PT GTP beroperasi di konsesi izin usaha pertambangan (IUP) PT Tiar Daya Sembada (TDS) selaku Join Operasional (JO). Luas lahannya kurang lebih 28,82 hektare. IUP ini memiliki dua status berbeda. 10,65 hektare merupakan HL dan 18,17 hektare masuk HPT. Kepala Unit Pelayanan Teknis Dinas (UPTD) Kesatuan Pengelolaan Hutan Unit XVI Patampanua Selatan, Kolut, Sudaryono, yang ditemui di kantornya, menganggap IUP yang berada di HPT dan HL itu wajar. Namun ditekankan, HPT harus mengantongi izin kementerian dan untuk HL terlarang sama sekali untuk dimasuki termasuk pembuatan jalan produksi terkecuali itu pertambangan tertutup.

“Kalau pertambangan nikel kan kategori pertambangan terbuka, jadi tidak dibenarkan. Tidak ada aturan membolehkan. HPT pun kalau tak ada izin jelas itu melanggar,” tegasnya. Di lapangan, PT GTP diduga sudah membuka jalan produksi di area HL secara diam-diam. Pintu masuk jalur itu hanya berjarak kurang lebih 1,7 kilometer dari jalan Trans Sulawesi setempat dengan mengarah ke Selatan Pitulua. Dari sana rute itu kemudian menuju arah Barat yang sekaligus melakukan pengerukan di zona tersebut.

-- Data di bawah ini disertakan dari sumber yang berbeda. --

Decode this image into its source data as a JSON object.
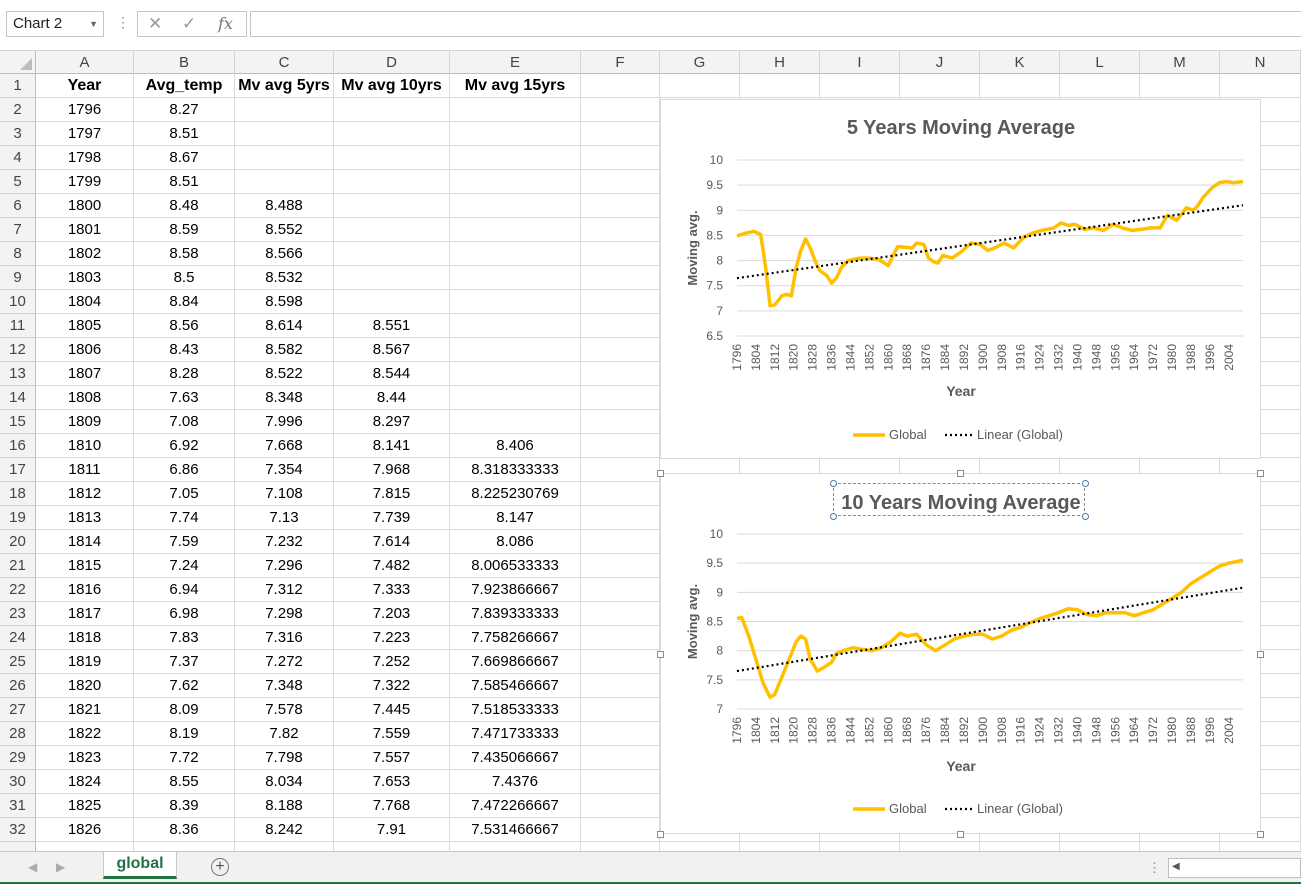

Di lokasi, sebuah alat berat terlihat sedang berupaya menata jalan menanjak agar tidak bisa dilalui kendaraan. Aktivitas itu berlangsung disaat terjadi perebutan lahan antar kelompok masyarakat. Sudaryono memastikan jika pihaknya belum pernah meninjau lokasi tersebut dan tak punya dasar meninjau aktivitas pertambangan yang dilakukan PT GTP di wilayah HPT dan HL. Tapi, meskipun tidak ada perintah langsung dari provinsi, UPTD-nya punya kewenangan untuk melakukan pengawasan. “Tetap ada (pengawasan) meskipun sekadar mencari data,” sambungnya.

Informasi yang diperoleh, ada temuan jetty baru di Tanjung Labuandala yang diduga dibuat pihak PT GTP. Pelabuhan itu berjarak dari jalan Trans Sulawesi kurang lebih 4 kilometer. Alat berat yang ada di sana telah beroperasi sejak beberapa bulan lalu melakukan aktivitas pengerukan termasuk pembukaan jalan produksi.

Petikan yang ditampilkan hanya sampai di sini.